Of the total variance in the transcriptomics and proteomics data, 21 and 18 percent, respectively, were explained by the integrative parts. Omics-specific variation accounted for around 27 percent of the total variation. The selected relevant genes/proteins appeared to be able to distinguish between the two experimental groups (Fig 2 and S1 Supporting information). We performed 400 permutations (see S1 Supporting information) of the experimental group labels to test the null hypothesis of no relation between the experimental groups and the genes/proteins. We found that, under the null hypothesis, the probability of achieving the same discrimination (100% accuracy) as observed in the data was 0.0025 (one in 400 permutations).

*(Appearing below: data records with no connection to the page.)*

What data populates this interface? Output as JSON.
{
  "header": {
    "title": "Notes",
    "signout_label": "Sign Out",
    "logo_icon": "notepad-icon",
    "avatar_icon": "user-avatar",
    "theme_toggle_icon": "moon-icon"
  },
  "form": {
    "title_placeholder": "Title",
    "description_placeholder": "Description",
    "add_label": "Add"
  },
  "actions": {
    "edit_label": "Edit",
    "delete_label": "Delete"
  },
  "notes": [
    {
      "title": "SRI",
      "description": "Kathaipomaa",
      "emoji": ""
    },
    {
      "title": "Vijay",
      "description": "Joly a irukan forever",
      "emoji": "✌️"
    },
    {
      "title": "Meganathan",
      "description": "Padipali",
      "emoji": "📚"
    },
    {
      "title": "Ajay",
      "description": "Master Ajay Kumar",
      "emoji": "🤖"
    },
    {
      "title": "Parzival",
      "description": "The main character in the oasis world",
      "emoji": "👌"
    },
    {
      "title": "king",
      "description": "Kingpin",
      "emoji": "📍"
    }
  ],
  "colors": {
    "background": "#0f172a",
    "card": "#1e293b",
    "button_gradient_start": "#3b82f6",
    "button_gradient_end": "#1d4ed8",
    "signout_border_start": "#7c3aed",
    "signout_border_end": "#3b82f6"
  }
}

Integrated interaction network based on multi-omics and drug data
Fig 3 shows the integrated interaction network constructed using String-DB. Enlarged copies of these figures are available in S1 Supporting information. The network had significantly more interactions than expected from an arbitrary subset of 200 genes. The network enrichment p-value was smaller than 10−15. From the 41 drugs that were validated to reduce α-synuclein-induced toxicity [11], we found 27 targeting at least one gene in the integrated interaction network. The efficacy of the maximal effective dose of each of these compounds is shown in Table 1.
Figures are numbered from left to right, from top to bottom. Enlarged copies of these figures are available in S1 Supporting information. In panel (a), a network of interactions between the top 200 genes/proteins (estimated with POPLS-DA) was constructed using String-DB. Each node is a gene, and a connection between genes indicates evidence for a biologically plausible link. Text mining was excluded as an evidence source, and a medium confidence threshold was used. For genes that were (indirectly) targeted by a drug compound, a green ‘halo’ is drawn. The intensity of the green color is proportional to the number of drug compounds for which the gene was an (indirect) target. In panel (b), the interaction network from (a) was clustered using the MCL clustering algorithm from the String-DB website. The edges between the clusters are removed for visual aid. In panel (c), an interaction network is shown for a druggable subset of the top 200 genes/proteins, consisting of 116 genes that were (indirectly) targeted by an FDA-approved drug compound. In panel (d), an interaction network of the top genes in the “Parkinson’s disease” DisGeNet term was constructed using String-DB. Text mining as evidence was included here.
For each drug, the number of direct interactors is shown. The most effective concentration is the concentration at which each compound had the strongest protective effect. Cell survival is expressed as a percentage compared to αSyn-overexpressing cells that were treated with DMSO as control at the maximum effective concentration. P-Values of testing the dose-response were calculated with an ANOVA with Dunnett’s post-hoc test for multiple comparisons.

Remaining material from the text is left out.